Cependant, l’idée que nous bâillons lorsque nous sommes sur le point de changer d’état est peu susceptible d’être toute l’histoire, pour une raison simple: nous bâillons, de la manière la plus fiable, lorsque nous voyons ou entendons d’autres bâiller, que nous soyons ou non. se sentir particulièrement somnolent ou s’ennuyer ou anxieux ou avoir faim. C’est un phénomène connu sous le nom de bâillement contagieux. Nous bâillons aussi en pensant au bâillement: dans l’une des études Provine, quatre-vingt-huit pour cent des personnes qui ont été invitées à penser bâiller bâillaient en trente minutes. Nous bâillons quand nous lisons à ce sujet. «L’une des raisons pour lesquelles mon enthousiasme pour l’étude de la contagion a diminué, c’est parce que tout cela provoque un bâillement», explique Provine. (Ya ya ya ya ya?)

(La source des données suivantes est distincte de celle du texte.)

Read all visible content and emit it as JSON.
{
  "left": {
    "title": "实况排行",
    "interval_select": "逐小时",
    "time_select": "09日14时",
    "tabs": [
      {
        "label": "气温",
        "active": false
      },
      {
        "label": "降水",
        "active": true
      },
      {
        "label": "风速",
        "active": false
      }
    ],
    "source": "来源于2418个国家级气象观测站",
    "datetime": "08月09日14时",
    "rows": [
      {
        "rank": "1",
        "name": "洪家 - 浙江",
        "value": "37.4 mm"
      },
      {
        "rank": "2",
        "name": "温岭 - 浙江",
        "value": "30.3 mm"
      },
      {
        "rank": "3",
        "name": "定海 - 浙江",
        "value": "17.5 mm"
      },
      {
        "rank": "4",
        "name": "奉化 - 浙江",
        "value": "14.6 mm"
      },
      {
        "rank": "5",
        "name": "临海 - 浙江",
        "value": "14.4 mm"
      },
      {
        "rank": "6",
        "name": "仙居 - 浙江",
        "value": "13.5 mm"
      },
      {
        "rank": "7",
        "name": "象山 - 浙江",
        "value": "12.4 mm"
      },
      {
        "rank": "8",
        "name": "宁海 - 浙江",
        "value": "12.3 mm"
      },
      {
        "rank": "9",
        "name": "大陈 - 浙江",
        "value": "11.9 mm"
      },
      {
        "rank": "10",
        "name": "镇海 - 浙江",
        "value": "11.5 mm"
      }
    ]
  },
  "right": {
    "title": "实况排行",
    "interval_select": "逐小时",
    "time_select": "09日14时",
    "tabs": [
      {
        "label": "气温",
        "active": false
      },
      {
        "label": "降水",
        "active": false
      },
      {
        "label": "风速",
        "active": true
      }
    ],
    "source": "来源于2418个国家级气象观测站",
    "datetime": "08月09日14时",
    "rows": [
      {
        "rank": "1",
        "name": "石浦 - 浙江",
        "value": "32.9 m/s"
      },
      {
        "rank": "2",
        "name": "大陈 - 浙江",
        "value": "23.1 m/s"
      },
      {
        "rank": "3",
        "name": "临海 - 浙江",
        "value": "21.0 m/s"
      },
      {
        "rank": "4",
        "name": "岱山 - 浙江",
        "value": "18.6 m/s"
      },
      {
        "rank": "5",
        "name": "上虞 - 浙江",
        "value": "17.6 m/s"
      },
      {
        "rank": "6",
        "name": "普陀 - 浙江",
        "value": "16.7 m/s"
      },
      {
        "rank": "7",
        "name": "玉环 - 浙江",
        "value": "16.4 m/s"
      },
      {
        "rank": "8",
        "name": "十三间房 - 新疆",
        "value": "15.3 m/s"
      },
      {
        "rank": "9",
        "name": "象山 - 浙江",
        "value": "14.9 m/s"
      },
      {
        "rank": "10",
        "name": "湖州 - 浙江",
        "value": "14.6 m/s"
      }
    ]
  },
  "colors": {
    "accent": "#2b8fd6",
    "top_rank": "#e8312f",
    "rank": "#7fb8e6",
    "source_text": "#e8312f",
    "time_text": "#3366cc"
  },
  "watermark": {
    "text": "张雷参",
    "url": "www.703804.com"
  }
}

Pourquoi les bâillements sont-ils si contagieux? Le fait que nous les rattrapions nous éclaire-t-il sur leur fonction sous-jacente? Une possibilité est que le bâillement contagieux sert à montrer de l’empathie. Alors que tous les mammifères vertébrés connaissent un bâillement spontané, seuls les humains et nos plus proches parents, les chimpanzés, semblent ressentir l’effet de contagion, signe qu’il peut y avoir une signification sociale plus profonde à l’expérience. De plus, alors que le bâillement spontané se produit dans l’utérus, le bâillement contagieux ne se développe que plus tard dans la vie, tout comme l’empathie. Les enfants de moins de cinq ans ne bâillent pas plus souvent lorsqu’ils regardent des vidéos de bâillement qu’ils ne le feraient normalement.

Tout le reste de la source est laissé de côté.